Si Teddy Riner était une auto, il serait probablement une M5

L’électronique souvent décriée car trop présente sur nos voitures actuelles est ici employée à bon escient puisqu’elle offre un champ de configuration si large qu’il va satisfaire celui qui utilise sa M5 pour aller chercher les croissants le week-end, celui qui aime envoyer du Gros Fast mais également toute la palette intermédiaire de conducteurs. Même madame appréciera l’engin, sans parler des enfants qui aimeront en plus du reste (comme les places arrière), la qualité de la sono.


De son côté, la boîte DKG travaille à vous donner du plaisir. Cette double embrayage est une véritable satisfaction à l’usage : les passages de rapports sont rapides, ils peuvent être doux selon le grade choisi mais aussi offrir un léger à-coup (un ‘plop’ sympathique) à la montée, rendant l’opération moins triste qu’avec une boîte de même type trop linéaire. Les automatismes vous soulagent parfaitement et la sonorité grave n’est jamais envahissante (est-ce le fait de l'Active Sound Design ?), du coup, le package global de cette M5 donne l’impression d’être dans une grosse berline puissante et sereine capable de jeter la foudre seulement si elle le désire.

Si Teddy Riner était une auto, il serait probablement une M5 !


Sur la piste, leurre de pointe

Essai vidéo - BMW M5 F10 : leurre de pointe


Sur la piste Ascari, en ce début de matinée ensoleillée, la question qui se pose est simple : DSC Off ou MDM ? Les 3 premiers tours de découverte de ce circuit derrière le pace car scellent la décision : ce sera DSC Off. Autre analyse confirmée par la piste : les petites palettes solidaires du volant ne sont pas la panacée, cachées derrière les commodos. Vous activez souvent le lave-glace au lieu de monter un rapport alors que dans les grandes courbes en accélération de ce circuit vallonné et assez rapide, vous ne trouvez pas toujours la palette au moment voulu. Du coup, on se réapproprie le levier séquentiel qui donne un côté old school au pilotage, ce qui n’est pas pour déplaire aux plus anciens. Disons plutôt aux moins jeunes qui n’ont pas été élevés à la GT-R et au paddle de console.

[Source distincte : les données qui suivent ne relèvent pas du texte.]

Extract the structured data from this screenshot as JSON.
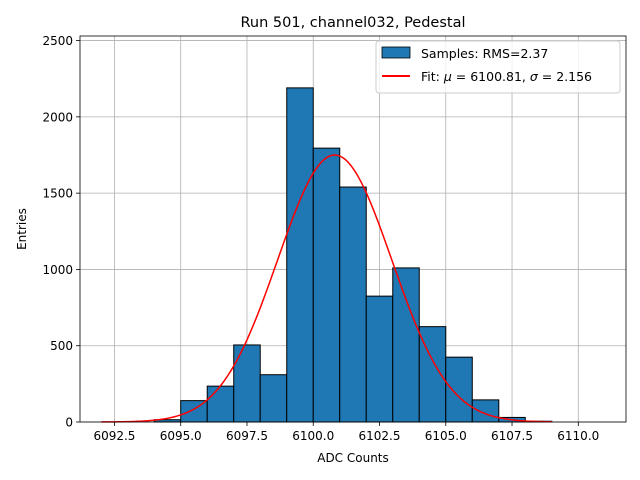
{
  "chart_data": {
    "type": "bar",
    "title": "Run 501, channel032, Pedestal",
    "xlabel": "ADC Counts",
    "ylabel": "Entries",
    "xlim": [
      6091.2,
      6111.8
    ],
    "ylim": [
      0,
      2530
    ],
    "grid": true,
    "legend_position": "top-right",
    "x_ticks": [
      {
        "value": 6092.5,
        "label": "6092.5"
      },
      {
        "value": 6095.0,
        "label": "6095.0"
      },
      {
        "value": 6097.5,
        "label": "6097.5"
      },
      {
        "value": 6100.0,
        "label": "6100.0"
      },
      {
        "value": 6102.5,
        "label": "6102.5"
      },
      {
        "value": 6105.0,
        "label": "6105.0"
      },
      {
        "value": 6107.5,
        "label": "6107.5"
      },
      {
        "value": 6110.0,
        "label": "6110.0"
      }
    ],
    "y_ticks": [
      {
        "value": 0,
        "label": "0"
      },
      {
        "value": 500,
        "label": "500"
      },
      {
        "value": 1000,
        "label": "1000"
      },
      {
        "value": 1500,
        "label": "1500"
      },
      {
        "value": 2000,
        "label": "2000"
      },
      {
        "value": 2500,
        "label": "2500"
      }
    ],
    "histogram": {
      "name": "Samples: RMS=2.37",
      "color": "#1f77b4",
      "edge_color": "#000000",
      "bins": [
        {
          "start": 6094,
          "end": 6095,
          "count": 15
        },
        {
          "start": 6095,
          "end": 6096,
          "count": 140
        },
        {
          "start": 6096,
          "end": 6097,
          "count": 235
        },
        {
          "start": 6097,
          "end": 6098,
          "count": 505
        },
        {
          "start": 6098,
          "end": 6099,
          "count": 310
        },
        {
          "start": 6099,
          "end": 6100,
          "count": 2190
        },
        {
          "start": 6100,
          "end": 6101,
          "count": 1795
        },
        {
          "start": 6101,
          "end": 6102,
          "count": 1540
        },
        {
          "start": 6102,
          "end": 6103,
          "count": 825
        },
        {
          "start": 6103,
          "end": 6104,
          "count": 1010
        },
        {
          "start": 6104,
          "end": 6105,
          "count": 625
        },
        {
          "start": 6105,
          "end": 6106,
          "count": 425
        },
        {
          "start": 6106,
          "end": 6107,
          "count": 145
        },
        {
          "start": 6107,
          "end": 6108,
          "count": 30
        },
        {
          "start": 6108,
          "end": 6109,
          "count": 5
        }
      ]
    },
    "fit": {
      "name_prefix": "Fit: ",
      "mu_symbol": "μ",
      "mu_text": " = 6100.81, ",
      "sigma_symbol": "σ",
      "sigma_text": " = 2.156",
      "color": "#ff0000",
      "mu": 6100.81,
      "sigma": 2.156,
      "amplitude": 1750,
      "x_range": [
        6092,
        6109
      ]
    }
  }
}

Même en mode DSC Off, le différentiel actif agit sur l’auto afin de lui garantir une certaine agilité car emportée par son poids de 1945 kg (aux normes européennes donc avec conducteur et fluides compris), la M5 a tendance à saturer son train avant sur les freinages avant épingle (mieux vaut y aller franco et la déséquilibrer sur la fin du freinage), voire à élargir la trajectoire. Sur les courbes moyenne vitesse, en fonction de la position de votre pied sur l’accélérateur, vous sentez que « ça travaille dur » dessous et finalement les trajectoires propres sont parfaitement maîtrisées tout comme les changements d’appuis. La M5 est un leurre qui tourne.

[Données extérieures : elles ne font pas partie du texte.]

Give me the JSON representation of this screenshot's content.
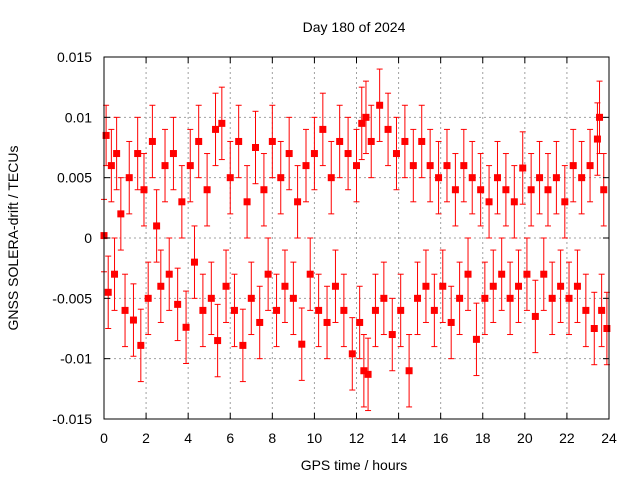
{
  "chart_data": {
    "type": "scatter",
    "title": "Day 180 of 2024",
    "xlabel": "GPS time / hours",
    "ylabel": "GNSS SOLERA-drift / TECUs",
    "xlim": [
      0,
      24
    ],
    "ylim": [
      -0.015,
      0.015
    ],
    "x_ticks": [
      0,
      2,
      4,
      6,
      8,
      10,
      12,
      14,
      16,
      18,
      20,
      22,
      24
    ],
    "x_tick_labels": [
      "0",
      "2",
      "4",
      "6",
      "8",
      "10",
      "12",
      "14",
      "16",
      "18",
      "20",
      "22",
      "24"
    ],
    "y_ticks": [
      -0.015,
      -0.01,
      -0.005,
      0,
      0.005,
      0.01,
      0.015
    ],
    "y_tick_labels": [
      "-0.015",
      "-0.01",
      "-0.005",
      "0",
      "0.005",
      "0.01",
      "0.015"
    ],
    "grid": true,
    "series_style": {
      "color": "#ff0000",
      "marker": "square",
      "error_bars": true
    },
    "series": [
      {
        "points": [
          {
            "x": 0.0,
            "y": 0.0002,
            "err": 0.003
          },
          {
            "x": 0.1,
            "y": 0.0085,
            "err": 0.0025
          },
          {
            "x": 0.2,
            "y": -0.0045,
            "err": 0.003
          },
          {
            "x": 0.35,
            "y": 0.006,
            "err": 0.003
          },
          {
            "x": 0.5,
            "y": -0.003,
            "err": 0.003
          },
          {
            "x": 0.6,
            "y": 0.007,
            "err": 0.003
          },
          {
            "x": 0.8,
            "y": 0.002,
            "err": 0.003
          },
          {
            "x": 1.0,
            "y": -0.006,
            "err": 0.003
          },
          {
            "x": 1.2,
            "y": 0.005,
            "err": 0.003
          },
          {
            "x": 1.4,
            "y": -0.0068,
            "err": 0.003
          },
          {
            "x": 1.6,
            "y": 0.007,
            "err": 0.003
          },
          {
            "x": 1.75,
            "y": -0.0089,
            "err": 0.003
          },
          {
            "x": 1.9,
            "y": 0.004,
            "err": 0.003
          },
          {
            "x": 2.1,
            "y": -0.005,
            "err": 0.003
          },
          {
            "x": 2.3,
            "y": 0.008,
            "err": 0.003
          },
          {
            "x": 2.5,
            "y": 0.001,
            "err": 0.003
          },
          {
            "x": 2.7,
            "y": -0.004,
            "err": 0.003
          },
          {
            "x": 2.9,
            "y": 0.006,
            "err": 0.003
          },
          {
            "x": 3.1,
            "y": -0.003,
            "err": 0.003
          },
          {
            "x": 3.3,
            "y": 0.007,
            "err": 0.003
          },
          {
            "x": 3.5,
            "y": -0.0055,
            "err": 0.003
          },
          {
            "x": 3.7,
            "y": 0.003,
            "err": 0.003
          },
          {
            "x": 3.9,
            "y": -0.0074,
            "err": 0.003
          },
          {
            "x": 4.1,
            "y": 0.006,
            "err": 0.003
          },
          {
            "x": 4.3,
            "y": -0.002,
            "err": 0.003
          },
          {
            "x": 4.5,
            "y": 0.008,
            "err": 0.003
          },
          {
            "x": 4.7,
            "y": -0.006,
            "err": 0.003
          },
          {
            "x": 4.9,
            "y": 0.004,
            "err": 0.003
          },
          {
            "x": 5.1,
            "y": -0.005,
            "err": 0.003
          },
          {
            "x": 5.3,
            "y": 0.009,
            "err": 0.003
          },
          {
            "x": 5.4,
            "y": -0.0085,
            "err": 0.003
          },
          {
            "x": 5.6,
            "y": 0.0095,
            "err": 0.003
          },
          {
            "x": 5.8,
            "y": -0.004,
            "err": 0.003
          },
          {
            "x": 6.0,
            "y": 0.005,
            "err": 0.003
          },
          {
            "x": 6.2,
            "y": -0.006,
            "err": 0.003
          },
          {
            "x": 6.4,
            "y": 0.008,
            "err": 0.003
          },
          {
            "x": 6.6,
            "y": -0.0089,
            "err": 0.003
          },
          {
            "x": 6.8,
            "y": 0.003,
            "err": 0.003
          },
          {
            "x": 7.0,
            "y": -0.005,
            "err": 0.003
          },
          {
            "x": 7.2,
            "y": 0.0075,
            "err": 0.003
          },
          {
            "x": 7.4,
            "y": -0.007,
            "err": 0.003
          },
          {
            "x": 7.6,
            "y": 0.004,
            "err": 0.003
          },
          {
            "x": 7.8,
            "y": -0.003,
            "err": 0.003
          },
          {
            "x": 8.0,
            "y": 0.008,
            "err": 0.003
          },
          {
            "x": 8.2,
            "y": -0.006,
            "err": 0.003
          },
          {
            "x": 8.4,
            "y": 0.005,
            "err": 0.003
          },
          {
            "x": 8.6,
            "y": -0.004,
            "err": 0.003
          },
          {
            "x": 8.8,
            "y": 0.007,
            "err": 0.003
          },
          {
            "x": 9.0,
            "y": -0.005,
            "err": 0.003
          },
          {
            "x": 9.2,
            "y": 0.003,
            "err": 0.003
          },
          {
            "x": 9.4,
            "y": -0.0088,
            "err": 0.003
          },
          {
            "x": 9.6,
            "y": 0.006,
            "err": 0.003
          },
          {
            "x": 9.8,
            "y": -0.003,
            "err": 0.003
          },
          {
            "x": 10.0,
            "y": 0.007,
            "err": 0.003
          },
          {
            "x": 10.2,
            "y": -0.006,
            "err": 0.003
          },
          {
            "x": 10.4,
            "y": 0.009,
            "err": 0.003
          },
          {
            "x": 10.6,
            "y": -0.007,
            "err": 0.003
          },
          {
            "x": 10.8,
            "y": 0.005,
            "err": 0.003
          },
          {
            "x": 11.0,
            "y": -0.004,
            "err": 0.003
          },
          {
            "x": 11.2,
            "y": 0.008,
            "err": 0.003
          },
          {
            "x": 11.4,
            "y": -0.006,
            "err": 0.003
          },
          {
            "x": 11.6,
            "y": 0.007,
            "err": 0.003
          },
          {
            "x": 11.8,
            "y": -0.0096,
            "err": 0.003
          },
          {
            "x": 12.0,
            "y": 0.006,
            "err": 0.003
          },
          {
            "x": 12.15,
            "y": -0.007,
            "err": 0.003
          },
          {
            "x": 12.25,
            "y": 0.0095,
            "err": 0.003
          },
          {
            "x": 12.35,
            "y": -0.011,
            "err": 0.003
          },
          {
            "x": 12.45,
            "y": 0.01,
            "err": 0.003
          },
          {
            "x": 12.55,
            "y": -0.0113,
            "err": 0.003
          },
          {
            "x": 12.7,
            "y": 0.008,
            "err": 0.003
          },
          {
            "x": 12.9,
            "y": -0.006,
            "err": 0.003
          },
          {
            "x": 13.1,
            "y": 0.011,
            "err": 0.003
          },
          {
            "x": 13.3,
            "y": -0.005,
            "err": 0.003
          },
          {
            "x": 13.5,
            "y": 0.009,
            "err": 0.003
          },
          {
            "x": 13.7,
            "y": -0.008,
            "err": 0.003
          },
          {
            "x": 13.9,
            "y": 0.007,
            "err": 0.003
          },
          {
            "x": 14.1,
            "y": -0.006,
            "err": 0.003
          },
          {
            "x": 14.3,
            "y": 0.008,
            "err": 0.003
          },
          {
            "x": 14.5,
            "y": -0.011,
            "err": 0.003
          },
          {
            "x": 14.7,
            "y": 0.006,
            "err": 0.003
          },
          {
            "x": 14.9,
            "y": -0.005,
            "err": 0.003
          },
          {
            "x": 15.1,
            "y": 0.008,
            "err": 0.003
          },
          {
            "x": 15.3,
            "y": -0.004,
            "err": 0.003
          },
          {
            "x": 15.5,
            "y": 0.006,
            "err": 0.003
          },
          {
            "x": 15.7,
            "y": -0.006,
            "err": 0.003
          },
          {
            "x": 15.9,
            "y": 0.005,
            "err": 0.003
          },
          {
            "x": 16.1,
            "y": -0.004,
            "err": 0.003
          },
          {
            "x": 16.3,
            "y": 0.006,
            "err": 0.003
          },
          {
            "x": 16.5,
            "y": -0.007,
            "err": 0.003
          },
          {
            "x": 16.7,
            "y": 0.004,
            "err": 0.003
          },
          {
            "x": 16.9,
            "y": -0.005,
            "err": 0.003
          },
          {
            "x": 17.1,
            "y": 0.006,
            "err": 0.003
          },
          {
            "x": 17.3,
            "y": -0.003,
            "err": 0.003
          },
          {
            "x": 17.5,
            "y": 0.005,
            "err": 0.003
          },
          {
            "x": 17.7,
            "y": -0.0084,
            "err": 0.003
          },
          {
            "x": 17.9,
            "y": 0.004,
            "err": 0.003
          },
          {
            "x": 18.1,
            "y": -0.005,
            "err": 0.003
          },
          {
            "x": 18.3,
            "y": 0.003,
            "err": 0.003
          },
          {
            "x": 18.5,
            "y": -0.004,
            "err": 0.003
          },
          {
            "x": 18.7,
            "y": 0.005,
            "err": 0.003
          },
          {
            "x": 18.9,
            "y": -0.003,
            "err": 0.003
          },
          {
            "x": 19.1,
            "y": 0.004,
            "err": 0.003
          },
          {
            "x": 19.3,
            "y": -0.005,
            "err": 0.003
          },
          {
            "x": 19.5,
            "y": 0.003,
            "err": 0.003
          },
          {
            "x": 19.7,
            "y": -0.004,
            "err": 0.003
          },
          {
            "x": 19.9,
            "y": 0.0058,
            "err": 0.003
          },
          {
            "x": 20.1,
            "y": -0.003,
            "err": 0.003
          },
          {
            "x": 20.3,
            "y": 0.004,
            "err": 0.003
          },
          {
            "x": 20.5,
            "y": -0.0065,
            "err": 0.003
          },
          {
            "x": 20.7,
            "y": 0.005,
            "err": 0.003
          },
          {
            "x": 20.9,
            "y": -0.003,
            "err": 0.003
          },
          {
            "x": 21.1,
            "y": 0.004,
            "err": 0.003
          },
          {
            "x": 21.3,
            "y": -0.005,
            "err": 0.003
          },
          {
            "x": 21.5,
            "y": 0.005,
            "err": 0.003
          },
          {
            "x": 21.7,
            "y": -0.004,
            "err": 0.003
          },
          {
            "x": 21.9,
            "y": 0.003,
            "err": 0.003
          },
          {
            "x": 22.1,
            "y": -0.005,
            "err": 0.003
          },
          {
            "x": 22.3,
            "y": 0.006,
            "err": 0.003
          },
          {
            "x": 22.5,
            "y": -0.004,
            "err": 0.003
          },
          {
            "x": 22.7,
            "y": 0.005,
            "err": 0.003
          },
          {
            "x": 22.9,
            "y": -0.006,
            "err": 0.003
          },
          {
            "x": 23.1,
            "y": 0.006,
            "err": 0.003
          },
          {
            "x": 23.3,
            "y": -0.0075,
            "err": 0.003
          },
          {
            "x": 23.45,
            "y": 0.0082,
            "err": 0.003
          },
          {
            "x": 23.55,
            "y": 0.01,
            "err": 0.003
          },
          {
            "x": 23.65,
            "y": -0.006,
            "err": 0.003
          },
          {
            "x": 23.75,
            "y": 0.004,
            "err": 0.003
          },
          {
            "x": 23.9,
            "y": -0.0075,
            "err": 0.003
          }
        ]
      }
    ]
  }
}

Essai vidéo - BMW M5 F10 : leurre de pointe

Le freinage assuré par des étriers fixes à 6 pistons à l’avant est composite mais pas carbone-céramique (c’est mieux pour le porte-feuille). Il parvient à conserver de la dignité pendant une quinzaine de tours avant d’émettre un grognement caractéristique (qui n’a rien à voir avec la récupération d’énergie assez audible elle aussi) et de perdre son mordant. Les pneus Michelin Pilot Super Sport sont endurants comparés à d’autres mais n’espérez pas de miracle, une journée en piste avec un tel engin vous fera repartir avec une auto qui devra impérativement repasser par le garage pour changer pneus, disques et plaquettes qui souffrent sur cet exercice. Surtout qu’après quelques tours de découverte, vous découvrez les véritables qualités d’acrobate de la M5.

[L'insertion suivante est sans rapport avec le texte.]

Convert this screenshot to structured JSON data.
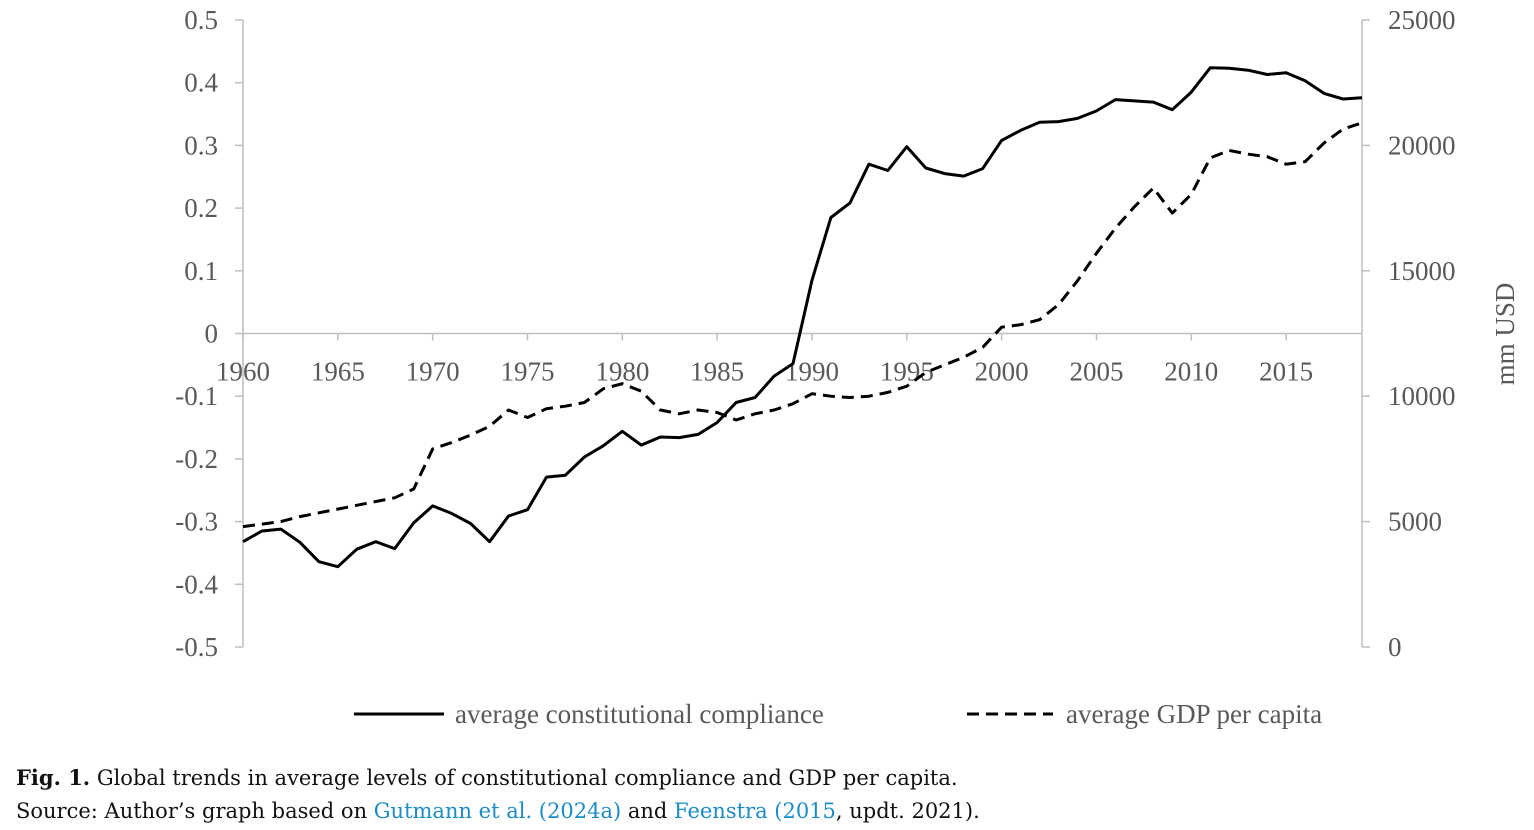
{
  "chart_data": {
    "type": "line",
    "x_axis": {
      "ticks": [
        "1960",
        "1965",
        "1970",
        "1975",
        "1980",
        "1985",
        "1990",
        "1995",
        "2000",
        "2005",
        "2010",
        "2015"
      ],
      "range": [
        1960,
        2019
      ]
    },
    "y_left": {
      "range": [
        -0.5,
        0.5
      ],
      "ticks": [
        "0.5",
        "0.4",
        "0.3",
        "0.2",
        "0.1",
        "0",
        "-0.1",
        "-0.2",
        "-0.3",
        "-0.4",
        "-0.5"
      ]
    },
    "y_right": {
      "label": "mm USD",
      "range": [
        0,
        25000
      ],
      "ticks": [
        "25000",
        "20000",
        "15000",
        "10000",
        "5000",
        "0"
      ]
    },
    "grid": false,
    "legend_position": "bottom",
    "series": [
      {
        "name": "average constitutional compliance",
        "axis": "left",
        "style": "solid",
        "x": [
          1960,
          1961,
          1962,
          1963,
          1964,
          1965,
          1966,
          1967,
          1968,
          1969,
          1970,
          1971,
          1972,
          1973,
          1974,
          1975,
          1976,
          1977,
          1978,
          1979,
          1980,
          1981,
          1982,
          1983,
          1984,
          1985,
          1986,
          1987,
          1988,
          1989,
          1990,
          1991,
          1992,
          1993,
          1994,
          1995,
          1996,
          1997,
          1998,
          1999,
          2000,
          2001,
          2002,
          2003,
          2004,
          2005,
          2006,
          2007,
          2008,
          2009,
          2010,
          2011,
          2012,
          2013,
          2014,
          2015,
          2016,
          2017,
          2018,
          2019
        ],
        "values": [
          -0.332,
          -0.315,
          -0.312,
          -0.333,
          -0.364,
          -0.372,
          -0.344,
          -0.332,
          -0.343,
          -0.302,
          -0.275,
          -0.287,
          -0.303,
          -0.332,
          -0.291,
          -0.281,
          -0.229,
          -0.226,
          -0.197,
          -0.179,
          -0.156,
          -0.178,
          -0.165,
          -0.166,
          -0.161,
          -0.142,
          -0.11,
          -0.102,
          -0.068,
          -0.048,
          0.085,
          0.185,
          0.208,
          0.27,
          0.26,
          0.298,
          0.264,
          0.255,
          0.251,
          0.263,
          0.308,
          0.324,
          0.337,
          0.338,
          0.343,
          0.355,
          0.373,
          0.371,
          0.369,
          0.357,
          0.385,
          0.424,
          0.423,
          0.42,
          0.413,
          0.416,
          0.403,
          0.383,
          0.374,
          0.376
        ]
      },
      {
        "name": "average GDP per capita",
        "axis": "right",
        "style": "dashed",
        "x": [
          1960,
          1961,
          1962,
          1963,
          1964,
          1965,
          1966,
          1967,
          1968,
          1969,
          1970,
          1971,
          1972,
          1973,
          1974,
          1975,
          1976,
          1977,
          1978,
          1979,
          1980,
          1981,
          1982,
          1983,
          1984,
          1985,
          1986,
          1987,
          1988,
          1989,
          1990,
          1991,
          1992,
          1993,
          1994,
          1995,
          1996,
          1997,
          1998,
          1999,
          2000,
          2001,
          2002,
          2003,
          2004,
          2005,
          2006,
          2007,
          2008,
          2009,
          2010,
          2011,
          2012,
          2013,
          2014,
          2015,
          2016,
          2017,
          2018,
          2019
        ],
        "values": [
          4800,
          4900,
          5000,
          5200,
          5350,
          5500,
          5650,
          5800,
          5950,
          6300,
          7900,
          8150,
          8450,
          8800,
          9450,
          9150,
          9500,
          9600,
          9750,
          10300,
          10500,
          10200,
          9450,
          9300,
          9450,
          9350,
          9050,
          9300,
          9450,
          9700,
          10100,
          10000,
          9950,
          10000,
          10150,
          10400,
          10950,
          11250,
          11550,
          11950,
          12750,
          12850,
          13050,
          13650,
          14600,
          15700,
          16700,
          17550,
          18300,
          17300,
          18050,
          19500,
          19800,
          19650,
          19550,
          19250,
          19350,
          20100,
          20650,
          20900
        ]
      }
    ]
  },
  "caption": {
    "label": "Fig. 1.",
    "line1": "Global trends in average levels of constitutional compliance and GDP per capita.",
    "line2_prefix": "Source: Author’s graph based on ",
    "link1": "Gutmann et al. (2024a)",
    "line2_mid": " and ",
    "link2": "Feenstra (2015",
    "line2_suffix": ", updt. 2021)."
  }
}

La joie est BMW, dit la pub. Au bout de quelques tours sur la piste Ascari, la joie est en vous aussi. Contrairement à une Nissan GT-R qui vous donne l’impression d’être un bon pilote en vous permettant de signer d’excellents chronos sans vous mettre dans le rouge, la BMW M5 vous donne l’impression d’être un excellent pilote car elle dispose d’un équilibre châssis typique des productions maison. Les passages de courbes en drift sur les 2eme et 3eme rapports arrivent naturellement au bout de quelques tours. Une fois que vous êtes parvenus à déstabiliser la poupe de l’auto au freinage, il vous suffit alors de prendre l’accélérateur et de gérer à l’instinct pour vous enrouler posément et dans un panache de fumée autour du cône signifiant le point de corde. Les coups de raquette en cas de timidité ne sont jamais brutaux et très vite les remises en ligne se font sans sueur. C’est jouissif, c’est ce qu’on attend aussi d’une M et c’est ce que permet cette nouvelle BMW M5 qui rassurera les fans : même sans moteur atmo, même sans les 8500 tr/mn, même avec une boîte double embrayage et un différentiel actif, elle est une auto étonnante, enthousiasmante, vivante, possédant plusieurs personnalités et au bout du compte beaucoup plus docile que ce qu’un premier essai sur route peut laisser penser.


Leurre des comptes


La BMW M5 est un leurre pour le profane qui peut ne voir en elle qu'une jolie BMW Série 5. Par conséquent, elle se positionne comme la voiture schizophrène parfaite et finalement, qu’elle claque ou pas un temps sur le Nürburgring devient totalement anecdotique en regard du plaisir mais aussi des services au quotidien qu’elle distille à ceux qu’elle transporte (de joie), qu'ils soient fans des M qui roulent en crabe ou simplement fans des BMW familiales très haut de gamme.

Une joie qu’il faudra toutefois conserver au moment de signer le chèque de 117.000 euros nécessaire à son acquisition.